The following picture is of an original two piece blower resistor that has been updated to a new design which is a single piece unit. If your truck has the two piece resistor, both pieces must be removed before replacing with the new single piece resistor.

If you have any questions related to this post please email me at info@the-electric-connection.com I just finished a video on this as well. Please click here to view.

2001 Chevrolet Blazer,4WD, Rough Run, Code P0122, Transmission Replaced Last Year

This vehicle was brought in after being at another shop as usual. Code P0122 was stored for low TPS voltage. Checked the TPS and connector and all was okay. Strangely enough I did some online research and found a post of a similar problem and it related to a 4wd vehicle that had also had the transmission repaired several months earlier. I put the vehicle on the lift to see if it was this Blazer’s problem.

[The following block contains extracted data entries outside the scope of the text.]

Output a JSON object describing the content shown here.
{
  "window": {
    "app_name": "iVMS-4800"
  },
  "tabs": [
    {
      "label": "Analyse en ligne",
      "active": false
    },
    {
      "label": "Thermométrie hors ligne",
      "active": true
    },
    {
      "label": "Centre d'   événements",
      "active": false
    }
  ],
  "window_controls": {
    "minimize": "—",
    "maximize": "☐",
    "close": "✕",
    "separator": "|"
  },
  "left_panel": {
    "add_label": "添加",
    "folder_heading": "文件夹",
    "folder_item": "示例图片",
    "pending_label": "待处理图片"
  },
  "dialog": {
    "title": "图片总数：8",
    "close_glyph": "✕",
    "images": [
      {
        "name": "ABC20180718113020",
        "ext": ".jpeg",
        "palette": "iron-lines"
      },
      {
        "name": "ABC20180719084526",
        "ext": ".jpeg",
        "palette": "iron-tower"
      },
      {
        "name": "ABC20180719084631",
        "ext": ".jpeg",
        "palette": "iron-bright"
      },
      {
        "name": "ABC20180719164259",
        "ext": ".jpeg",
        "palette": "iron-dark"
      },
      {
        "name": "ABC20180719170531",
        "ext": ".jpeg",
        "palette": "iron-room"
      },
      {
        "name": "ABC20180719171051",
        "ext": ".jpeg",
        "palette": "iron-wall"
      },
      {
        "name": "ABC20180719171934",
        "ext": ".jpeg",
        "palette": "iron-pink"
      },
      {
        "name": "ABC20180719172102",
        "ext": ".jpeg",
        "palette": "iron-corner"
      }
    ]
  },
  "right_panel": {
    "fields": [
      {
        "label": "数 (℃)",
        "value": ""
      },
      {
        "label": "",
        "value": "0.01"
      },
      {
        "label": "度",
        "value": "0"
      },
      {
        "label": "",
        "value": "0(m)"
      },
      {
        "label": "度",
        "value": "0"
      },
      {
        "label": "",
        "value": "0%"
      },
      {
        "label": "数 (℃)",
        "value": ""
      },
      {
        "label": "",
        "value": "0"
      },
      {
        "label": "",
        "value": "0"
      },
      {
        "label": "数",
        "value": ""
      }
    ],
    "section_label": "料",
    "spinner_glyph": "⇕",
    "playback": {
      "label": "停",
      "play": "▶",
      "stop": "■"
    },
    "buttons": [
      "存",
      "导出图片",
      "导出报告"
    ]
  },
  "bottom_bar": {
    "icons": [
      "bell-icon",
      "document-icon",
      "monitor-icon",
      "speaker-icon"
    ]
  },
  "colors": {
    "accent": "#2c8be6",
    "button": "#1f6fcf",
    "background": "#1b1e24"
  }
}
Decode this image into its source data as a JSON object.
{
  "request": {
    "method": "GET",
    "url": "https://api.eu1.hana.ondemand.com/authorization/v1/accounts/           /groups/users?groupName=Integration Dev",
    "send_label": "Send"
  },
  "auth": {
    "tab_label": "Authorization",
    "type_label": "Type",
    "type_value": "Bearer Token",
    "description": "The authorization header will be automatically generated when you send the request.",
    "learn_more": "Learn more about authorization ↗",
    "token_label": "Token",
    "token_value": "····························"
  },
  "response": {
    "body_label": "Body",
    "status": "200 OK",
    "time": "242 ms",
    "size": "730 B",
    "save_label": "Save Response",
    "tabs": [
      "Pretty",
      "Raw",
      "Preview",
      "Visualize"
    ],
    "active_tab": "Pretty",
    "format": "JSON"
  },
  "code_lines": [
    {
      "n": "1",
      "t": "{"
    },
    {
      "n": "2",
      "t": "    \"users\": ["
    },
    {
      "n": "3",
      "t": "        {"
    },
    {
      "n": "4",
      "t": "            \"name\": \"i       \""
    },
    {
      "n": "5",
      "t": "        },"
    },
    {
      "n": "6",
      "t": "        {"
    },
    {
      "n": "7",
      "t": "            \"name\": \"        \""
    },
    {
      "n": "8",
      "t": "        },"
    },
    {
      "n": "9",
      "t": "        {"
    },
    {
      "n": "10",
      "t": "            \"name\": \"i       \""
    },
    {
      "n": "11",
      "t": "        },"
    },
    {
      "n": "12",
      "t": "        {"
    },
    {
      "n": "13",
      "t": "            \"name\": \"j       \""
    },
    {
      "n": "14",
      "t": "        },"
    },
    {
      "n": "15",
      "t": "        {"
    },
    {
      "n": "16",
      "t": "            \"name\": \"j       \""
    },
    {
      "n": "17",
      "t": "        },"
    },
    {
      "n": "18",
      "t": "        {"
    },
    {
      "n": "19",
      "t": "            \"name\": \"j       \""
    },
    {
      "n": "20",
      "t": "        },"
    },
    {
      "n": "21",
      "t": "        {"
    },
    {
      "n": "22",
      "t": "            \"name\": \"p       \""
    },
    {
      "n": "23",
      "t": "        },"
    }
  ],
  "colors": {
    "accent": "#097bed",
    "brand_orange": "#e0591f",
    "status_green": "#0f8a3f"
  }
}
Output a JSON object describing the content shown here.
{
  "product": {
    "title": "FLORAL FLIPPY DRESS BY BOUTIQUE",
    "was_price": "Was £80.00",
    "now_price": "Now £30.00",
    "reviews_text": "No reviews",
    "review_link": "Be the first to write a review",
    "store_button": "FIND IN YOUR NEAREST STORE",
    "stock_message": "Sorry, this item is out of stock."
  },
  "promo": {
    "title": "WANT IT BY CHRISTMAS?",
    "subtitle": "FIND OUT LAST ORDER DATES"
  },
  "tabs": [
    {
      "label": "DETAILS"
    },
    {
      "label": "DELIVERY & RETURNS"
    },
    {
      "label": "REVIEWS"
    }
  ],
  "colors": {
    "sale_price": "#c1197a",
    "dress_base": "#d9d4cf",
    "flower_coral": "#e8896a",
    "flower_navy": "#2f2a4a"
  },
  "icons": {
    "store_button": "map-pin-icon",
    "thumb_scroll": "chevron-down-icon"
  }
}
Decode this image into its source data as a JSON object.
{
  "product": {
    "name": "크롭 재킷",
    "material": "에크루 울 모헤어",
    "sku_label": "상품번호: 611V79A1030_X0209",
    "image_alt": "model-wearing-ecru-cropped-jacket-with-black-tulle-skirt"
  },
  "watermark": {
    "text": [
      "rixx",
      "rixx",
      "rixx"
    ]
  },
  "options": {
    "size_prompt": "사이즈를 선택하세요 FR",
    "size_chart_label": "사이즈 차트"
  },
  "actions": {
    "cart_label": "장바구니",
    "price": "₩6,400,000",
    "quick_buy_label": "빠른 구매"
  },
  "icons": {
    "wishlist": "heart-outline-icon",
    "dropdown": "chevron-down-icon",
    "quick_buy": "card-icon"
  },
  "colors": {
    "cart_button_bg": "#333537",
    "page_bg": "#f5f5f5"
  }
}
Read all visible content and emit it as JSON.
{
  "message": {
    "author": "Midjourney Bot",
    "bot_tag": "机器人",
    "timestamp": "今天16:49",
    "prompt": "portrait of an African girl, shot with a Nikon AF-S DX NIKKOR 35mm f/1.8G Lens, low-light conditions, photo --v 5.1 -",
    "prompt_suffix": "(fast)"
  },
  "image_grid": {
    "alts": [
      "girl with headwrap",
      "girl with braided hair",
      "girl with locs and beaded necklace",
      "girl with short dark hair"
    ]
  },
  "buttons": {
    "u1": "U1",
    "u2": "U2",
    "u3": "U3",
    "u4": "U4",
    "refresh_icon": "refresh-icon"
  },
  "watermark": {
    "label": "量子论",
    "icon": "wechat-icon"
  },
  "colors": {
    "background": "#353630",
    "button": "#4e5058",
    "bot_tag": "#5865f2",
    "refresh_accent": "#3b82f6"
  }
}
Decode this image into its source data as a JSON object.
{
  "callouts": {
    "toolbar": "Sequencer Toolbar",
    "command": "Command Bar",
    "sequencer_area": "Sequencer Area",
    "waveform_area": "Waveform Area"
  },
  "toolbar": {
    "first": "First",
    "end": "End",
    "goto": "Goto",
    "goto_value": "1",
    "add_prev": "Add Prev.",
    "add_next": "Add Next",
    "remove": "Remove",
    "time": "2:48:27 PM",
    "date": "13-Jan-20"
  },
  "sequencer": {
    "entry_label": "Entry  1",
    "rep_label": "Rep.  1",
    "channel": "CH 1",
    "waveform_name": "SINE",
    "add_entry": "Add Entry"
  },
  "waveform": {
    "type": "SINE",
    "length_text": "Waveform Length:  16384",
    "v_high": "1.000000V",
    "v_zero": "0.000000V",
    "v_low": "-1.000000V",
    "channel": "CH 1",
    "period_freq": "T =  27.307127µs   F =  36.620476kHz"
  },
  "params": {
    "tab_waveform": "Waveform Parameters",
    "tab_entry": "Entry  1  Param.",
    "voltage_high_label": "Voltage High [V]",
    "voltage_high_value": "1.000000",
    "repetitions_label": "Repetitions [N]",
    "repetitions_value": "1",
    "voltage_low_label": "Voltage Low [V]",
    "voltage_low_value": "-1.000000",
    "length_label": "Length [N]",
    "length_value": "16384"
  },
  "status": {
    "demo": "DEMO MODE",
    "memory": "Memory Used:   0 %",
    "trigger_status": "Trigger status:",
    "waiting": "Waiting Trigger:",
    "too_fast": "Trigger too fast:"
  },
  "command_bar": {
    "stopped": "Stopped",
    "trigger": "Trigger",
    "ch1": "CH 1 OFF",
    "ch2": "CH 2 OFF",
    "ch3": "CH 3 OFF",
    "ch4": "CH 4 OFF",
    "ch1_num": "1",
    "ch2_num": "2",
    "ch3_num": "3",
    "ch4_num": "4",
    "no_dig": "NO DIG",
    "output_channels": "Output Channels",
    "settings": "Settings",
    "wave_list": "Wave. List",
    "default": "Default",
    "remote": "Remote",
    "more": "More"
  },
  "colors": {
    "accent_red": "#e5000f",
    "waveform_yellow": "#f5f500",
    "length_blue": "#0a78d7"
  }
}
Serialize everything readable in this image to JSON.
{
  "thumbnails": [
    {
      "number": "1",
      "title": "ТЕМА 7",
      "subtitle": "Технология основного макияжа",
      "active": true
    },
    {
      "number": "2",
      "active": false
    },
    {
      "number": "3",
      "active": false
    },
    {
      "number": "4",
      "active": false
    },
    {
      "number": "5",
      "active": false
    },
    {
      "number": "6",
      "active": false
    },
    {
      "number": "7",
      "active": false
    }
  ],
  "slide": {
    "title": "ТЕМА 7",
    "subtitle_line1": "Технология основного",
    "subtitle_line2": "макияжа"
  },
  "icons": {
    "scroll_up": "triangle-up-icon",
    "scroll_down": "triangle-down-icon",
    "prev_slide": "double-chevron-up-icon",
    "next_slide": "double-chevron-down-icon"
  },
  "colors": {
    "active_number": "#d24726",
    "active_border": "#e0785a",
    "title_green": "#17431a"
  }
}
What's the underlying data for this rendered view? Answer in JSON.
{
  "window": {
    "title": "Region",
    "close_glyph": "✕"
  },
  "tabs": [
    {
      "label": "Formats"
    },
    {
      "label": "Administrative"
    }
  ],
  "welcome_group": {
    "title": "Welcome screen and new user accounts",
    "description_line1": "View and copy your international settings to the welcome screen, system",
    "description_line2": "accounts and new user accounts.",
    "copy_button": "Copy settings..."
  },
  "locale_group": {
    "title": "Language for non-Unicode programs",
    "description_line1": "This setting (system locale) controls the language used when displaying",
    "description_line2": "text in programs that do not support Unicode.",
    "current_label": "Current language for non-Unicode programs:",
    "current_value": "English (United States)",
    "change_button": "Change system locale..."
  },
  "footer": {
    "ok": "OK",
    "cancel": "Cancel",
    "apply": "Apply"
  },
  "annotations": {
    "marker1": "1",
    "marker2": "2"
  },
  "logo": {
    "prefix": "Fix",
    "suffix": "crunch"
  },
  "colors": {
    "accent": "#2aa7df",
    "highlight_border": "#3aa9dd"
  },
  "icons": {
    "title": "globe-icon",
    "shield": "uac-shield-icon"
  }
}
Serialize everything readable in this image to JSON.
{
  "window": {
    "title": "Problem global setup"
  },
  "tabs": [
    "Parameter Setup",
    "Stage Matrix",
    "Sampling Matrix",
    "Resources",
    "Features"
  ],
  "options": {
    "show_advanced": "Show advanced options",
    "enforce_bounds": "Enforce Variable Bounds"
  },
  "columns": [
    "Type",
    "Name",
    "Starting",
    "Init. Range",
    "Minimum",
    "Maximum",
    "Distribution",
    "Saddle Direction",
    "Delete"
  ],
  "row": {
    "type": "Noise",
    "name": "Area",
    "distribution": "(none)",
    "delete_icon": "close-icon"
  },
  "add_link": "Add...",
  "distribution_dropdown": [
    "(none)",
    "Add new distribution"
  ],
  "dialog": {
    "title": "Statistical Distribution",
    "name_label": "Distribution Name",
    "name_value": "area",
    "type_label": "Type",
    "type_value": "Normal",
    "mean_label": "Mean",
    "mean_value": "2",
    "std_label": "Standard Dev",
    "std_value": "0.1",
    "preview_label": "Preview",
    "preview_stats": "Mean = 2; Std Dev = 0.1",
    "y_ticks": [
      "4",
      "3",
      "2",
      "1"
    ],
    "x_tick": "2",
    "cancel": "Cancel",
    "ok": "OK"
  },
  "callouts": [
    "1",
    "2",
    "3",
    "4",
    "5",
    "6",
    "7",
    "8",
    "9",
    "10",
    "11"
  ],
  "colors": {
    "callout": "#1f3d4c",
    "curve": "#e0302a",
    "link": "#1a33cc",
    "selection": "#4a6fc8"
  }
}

Sure enough there was a shiny ring on the front drive shaft and just above it was a misrouted wiring harness.

I unhooked the harness connector above the transmission, repaired the damage and rerouted the harness to the factory retainers that were still in place on the crossmember.

1993 Acura Legend, No Run Condition

Car came in with a very classic complaint of the engine will not start sometimes and customer has noticed a change in temperature seems to make a difference. This is a very common problem with both Acura and Honda. What happens is that the solder joints on the main relay circuit board will weaken over time and eventually go open. First start by removing lower dash cover to expose the relay.

Main Relay 1993 Acura Legend

Next remove the relay and using a small screwdriver or other flat prying device remove the circuit board from the case assembly. Using a magnifying glass inspect the circuit board for open terminals. These will be indicated by a black ring in the solder joint usually at the outer edge.

You can now choose to replace the relay assembly or resolder the joints as needed. All of the joints need to be checked but especially the ones that relate to the two relays that are mounted to the circuit board.

There have also been a few cases of the ground wire under the right injector cover being left loose and causing a similar complaint. It only takes a couple of minutes to check.